A good understanding of fundamentals of disperse systems is essential in the development of a suitable pharmaceutical suspension. The development of suspension dosage form follows a very complicated path. The selection of the proper excipients (surfactants, viscosity imparting agents etc.) is important. The particle size distribution in the finished drug product dosage form is a critical parameter that significantly impacts the bioavailability and pharmacokinetics of the product. Appropriate analytical methodologies and instruments (chromatographs, viscometers, particle size analyzers, etc.) must be utilized to properly characterize the suspension formulation. The development process continues with a successful scale-up of the manufacturing process. Regulatory agencies around the world require clinical trials to establish the safety and efficacy of the drug product. All of this development work should culminate into a regulatory filing in accordance with regulatory guidelines. Pharmaceutical Suspensions, in its organization, follows the development approach used widely in the pharmaceutical industry. The primary focus of this book is on the classical disperse system – poorly soluble active pharmaceutical active dispersed in a suitable vehicle.

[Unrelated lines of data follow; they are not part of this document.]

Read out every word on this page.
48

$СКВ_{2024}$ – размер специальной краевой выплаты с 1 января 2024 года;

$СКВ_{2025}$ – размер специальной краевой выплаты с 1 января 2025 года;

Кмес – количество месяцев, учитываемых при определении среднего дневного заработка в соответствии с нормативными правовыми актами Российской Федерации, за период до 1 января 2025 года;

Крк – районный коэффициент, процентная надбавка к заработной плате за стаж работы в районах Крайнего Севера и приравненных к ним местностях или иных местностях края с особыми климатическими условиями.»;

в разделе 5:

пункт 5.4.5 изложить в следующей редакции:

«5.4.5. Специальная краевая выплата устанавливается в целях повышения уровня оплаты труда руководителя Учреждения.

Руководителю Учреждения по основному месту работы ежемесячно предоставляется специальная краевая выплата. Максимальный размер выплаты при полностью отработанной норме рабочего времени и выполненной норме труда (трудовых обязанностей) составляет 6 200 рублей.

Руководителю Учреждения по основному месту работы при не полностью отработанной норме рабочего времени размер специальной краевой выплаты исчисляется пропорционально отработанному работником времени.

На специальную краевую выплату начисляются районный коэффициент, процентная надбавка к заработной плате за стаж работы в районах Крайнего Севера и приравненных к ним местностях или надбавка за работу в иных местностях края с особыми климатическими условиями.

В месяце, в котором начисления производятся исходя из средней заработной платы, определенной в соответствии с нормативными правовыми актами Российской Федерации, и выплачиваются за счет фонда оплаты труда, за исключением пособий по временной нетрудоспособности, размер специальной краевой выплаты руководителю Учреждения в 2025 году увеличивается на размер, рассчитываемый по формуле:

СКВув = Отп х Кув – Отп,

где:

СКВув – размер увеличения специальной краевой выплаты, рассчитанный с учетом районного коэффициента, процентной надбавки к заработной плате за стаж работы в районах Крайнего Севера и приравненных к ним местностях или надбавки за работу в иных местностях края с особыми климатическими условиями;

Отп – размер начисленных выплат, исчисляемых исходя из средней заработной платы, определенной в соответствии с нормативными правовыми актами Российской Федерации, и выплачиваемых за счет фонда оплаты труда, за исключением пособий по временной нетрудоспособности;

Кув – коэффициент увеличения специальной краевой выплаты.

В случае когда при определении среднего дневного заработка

After discussing various disperse systems, the theory of disperse systems and commonly used excipients, the remaining chapters in this textbook systematically detail the development of pharmaceutical suspensions, from pre-formulation stage to clinical development, regulatory submission and commercial manufacturing. Additionally, the emerging area of nano-suspensions as applied to pharmaceutical filed is also discussed. Each of the chapters in Pharmaceutical Suspensions was written independently by scientists skilled in their specific areas. Contributing authors represent a cross-sections of scholars from Academic Institutions, Pharmaceutical Industries and Regulatory Agency.